Kinetic Energy: Definition, Examples, Types, and Formulas

Every moving object is subjected to a force that creates energy. One of them is called kinetic energy. This can happen, for example, when an object moves from one point to another.

Then, what affects kinetic energy and how is it calculated? Check out the description below, come on!

Recognizing kinetic energy

As reported by Live Science, kinetic energy is mass-energy in motion. Simply put, the kinetic energy of an object is the energy that exists due to its motion. The higher the speed of movement and the greater the mass of the object, the greater the kinetic energy of the object. According To Najam Academy  Kinetic Energy | Physics

Kinetic energy is included in a scalar quantity. That is, the measurement of kinetic energy is not affected by changes in the basis of the vector space. The International (SI) unit of kinetic energy is the Joule which is equal to 1 kg.m2 .s-2. As for the CGS unit, the unit of kinetic energy is erg.

Examples of kinetic energy

Simple activities, such as walking, jumping, throwing, and even falling involve kinetic energy. In addition, kinetic energy is also implemented into objects, for example, motor vehicles.

Some other examples of kinetic energy, namely:

1. A truck traveling on a road has more kinetic energy than a car. Even if they both run at the same speed. This happens, because the mass of the truck is greater than the car
2. A river flowing at a certain speed contains kinetic energy. This is because water has both velocity and mass
3. Asteroids that fall to earth have enormous kinetic energy, due to the size and speed factor.

In essence, kinetic energy is produced from moving objects, yes.

Kinetic energy transformation

Energy can move from one object to another. This transfer also occurs in kinetic energy. When kinetic energy is transferred to another object, it is possible to change its shape.

For example, on Yo-Yo. Previously, Yo-Yo would be in the palm of the hand. At this time, the energy will be stored as potential energy.

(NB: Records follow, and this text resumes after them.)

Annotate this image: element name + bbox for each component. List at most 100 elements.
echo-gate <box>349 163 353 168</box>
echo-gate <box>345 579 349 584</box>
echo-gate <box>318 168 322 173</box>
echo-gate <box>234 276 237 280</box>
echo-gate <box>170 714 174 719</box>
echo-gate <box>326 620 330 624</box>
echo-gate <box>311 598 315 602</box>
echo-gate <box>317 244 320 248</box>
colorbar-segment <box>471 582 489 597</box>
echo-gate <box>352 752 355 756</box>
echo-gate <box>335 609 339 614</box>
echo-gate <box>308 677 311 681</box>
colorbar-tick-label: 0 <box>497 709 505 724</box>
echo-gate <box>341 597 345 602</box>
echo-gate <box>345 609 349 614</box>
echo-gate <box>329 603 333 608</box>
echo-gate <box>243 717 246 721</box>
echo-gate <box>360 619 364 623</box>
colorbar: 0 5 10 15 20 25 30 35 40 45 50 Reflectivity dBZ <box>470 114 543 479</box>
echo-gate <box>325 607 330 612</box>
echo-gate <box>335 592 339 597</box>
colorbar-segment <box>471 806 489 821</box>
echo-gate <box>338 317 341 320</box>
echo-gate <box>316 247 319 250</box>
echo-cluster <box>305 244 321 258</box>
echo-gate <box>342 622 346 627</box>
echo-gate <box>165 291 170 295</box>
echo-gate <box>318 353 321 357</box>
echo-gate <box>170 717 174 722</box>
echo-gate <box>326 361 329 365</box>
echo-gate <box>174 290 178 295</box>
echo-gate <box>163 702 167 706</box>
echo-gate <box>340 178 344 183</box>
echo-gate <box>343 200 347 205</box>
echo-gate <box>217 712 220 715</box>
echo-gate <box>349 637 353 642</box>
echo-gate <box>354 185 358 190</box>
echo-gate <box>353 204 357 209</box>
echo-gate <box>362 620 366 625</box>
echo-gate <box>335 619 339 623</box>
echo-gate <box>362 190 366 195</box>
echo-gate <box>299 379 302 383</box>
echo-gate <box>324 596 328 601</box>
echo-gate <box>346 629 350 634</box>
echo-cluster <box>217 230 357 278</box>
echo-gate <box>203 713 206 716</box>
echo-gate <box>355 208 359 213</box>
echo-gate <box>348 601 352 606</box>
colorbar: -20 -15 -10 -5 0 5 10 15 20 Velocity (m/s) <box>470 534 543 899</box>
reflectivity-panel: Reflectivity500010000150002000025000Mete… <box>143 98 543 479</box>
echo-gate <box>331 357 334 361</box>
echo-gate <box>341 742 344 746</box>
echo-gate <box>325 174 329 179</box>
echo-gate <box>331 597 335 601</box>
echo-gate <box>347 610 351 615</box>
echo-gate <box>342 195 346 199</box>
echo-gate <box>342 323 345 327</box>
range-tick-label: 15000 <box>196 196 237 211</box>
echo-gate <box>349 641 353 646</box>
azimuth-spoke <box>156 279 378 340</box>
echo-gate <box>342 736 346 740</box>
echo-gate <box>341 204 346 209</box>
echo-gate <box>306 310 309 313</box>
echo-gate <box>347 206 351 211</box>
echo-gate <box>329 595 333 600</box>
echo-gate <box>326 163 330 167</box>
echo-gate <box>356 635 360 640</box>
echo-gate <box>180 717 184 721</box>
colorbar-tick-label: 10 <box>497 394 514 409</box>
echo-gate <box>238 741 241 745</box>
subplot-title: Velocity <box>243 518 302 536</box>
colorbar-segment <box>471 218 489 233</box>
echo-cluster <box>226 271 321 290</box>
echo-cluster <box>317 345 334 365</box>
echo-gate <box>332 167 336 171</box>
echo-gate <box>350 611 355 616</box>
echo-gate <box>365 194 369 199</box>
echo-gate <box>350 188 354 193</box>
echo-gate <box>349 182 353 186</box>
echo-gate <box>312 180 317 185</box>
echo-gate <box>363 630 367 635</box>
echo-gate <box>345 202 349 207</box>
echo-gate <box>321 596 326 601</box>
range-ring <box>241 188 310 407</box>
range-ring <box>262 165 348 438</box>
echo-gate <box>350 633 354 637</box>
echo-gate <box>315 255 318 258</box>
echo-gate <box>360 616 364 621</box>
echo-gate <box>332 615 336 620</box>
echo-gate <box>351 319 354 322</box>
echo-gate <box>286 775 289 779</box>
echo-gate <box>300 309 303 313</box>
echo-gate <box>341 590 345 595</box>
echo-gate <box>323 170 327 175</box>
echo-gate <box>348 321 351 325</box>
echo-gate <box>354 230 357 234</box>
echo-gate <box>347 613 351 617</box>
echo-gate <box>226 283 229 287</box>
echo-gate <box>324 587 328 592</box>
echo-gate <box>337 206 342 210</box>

When you start playing by throwing a Yo-Yo, the potential energy turns into kinetic energy because of the movement. When the Yo-Yo is fully rotated below, the kinetic energy is maximized.

Type of kinetic energy

Apparently, kinetic energy can come from anywhere, you know! As reported by Byjus, there are five types of kinetic energy: radiation, thermal, sound, electrical and mechanical. Then, what’s the difference?  What Is The Difference Between Potential And Kinetic Energy? Learn With BYJU’S

1. Radiation or emission

It is kinetic energy that is always moving through a medium or space. For example, ultraviolet light and gamma rays.

2. Thermal or hot

The kinetic energy of the thermal type is produced as a result of the atoms rubbing against each other. This happens because the atoms collide with each other. For example, hot water and hot tubs.

3. Voice

In addition to sound energy, sound also produces vibrations which are part of kinetic energy. Sound energy travels through a medium and cannot be transmitted in a vacuum. Because there are no particles that act as a medium. For example, a tuning fork and a beaten drum.

4. Electricity

Electrical energy is obtained from free electrons which are positively and negatively charged. For example, lightning and battery usage.

5. Mechanical

Kinetic energy and potential energy combined is known as mechanical energy. This energy cannot be created or destroyed, but can be transformed from one form to another. For example, a moving car or an orbiting planet.

Kinetic energy formula

The equation for kinetic energy is calculated by:

I = ½ mv2

With the description EK is kinetic energy, m is mass, and v represents the object’s velocity. The equation represents the nature of the kinetic energy created by mass and velocity.

The equation for kinetic energy is obtained from the derivative or the basic process of calculating the work (W) done by the force (F). Determination of kinetic energy is a scalar quantity based on velocity (v) is the square of the vector quantity is a scalar. The mass is also a scalar quantity. Therefore, kinetic energy is also a scalar quantity.

Example of calculating kinetic energy

1. An object with a mass of 200 kg is moving with a speed of 15 m/s. What is the kinetic energy?

Since the formula for kinetic energy is EK= mv2, then:

EK= ½ (200 kg)(15 m/s)2

EK= 45000 Joules or 45 Kilo Joules.

2. Calculate the mass of an object moving with a speed of 40 m/s and having a kinetic energy of 1500 J!

When you get a question like this, you can tinker with the kinetic energy formula. You do this by entering numbers according to the description or reversing the formula. In a way:

EK= mv2 Atau m= 2KE/v2

1500 J= ½ (m)(40 m/s)2 or m= 2 (1500 J)/(40 m/s)2

The results of both are the same, namely 1.87 kg. So, the mass of the object is 1.87 kg.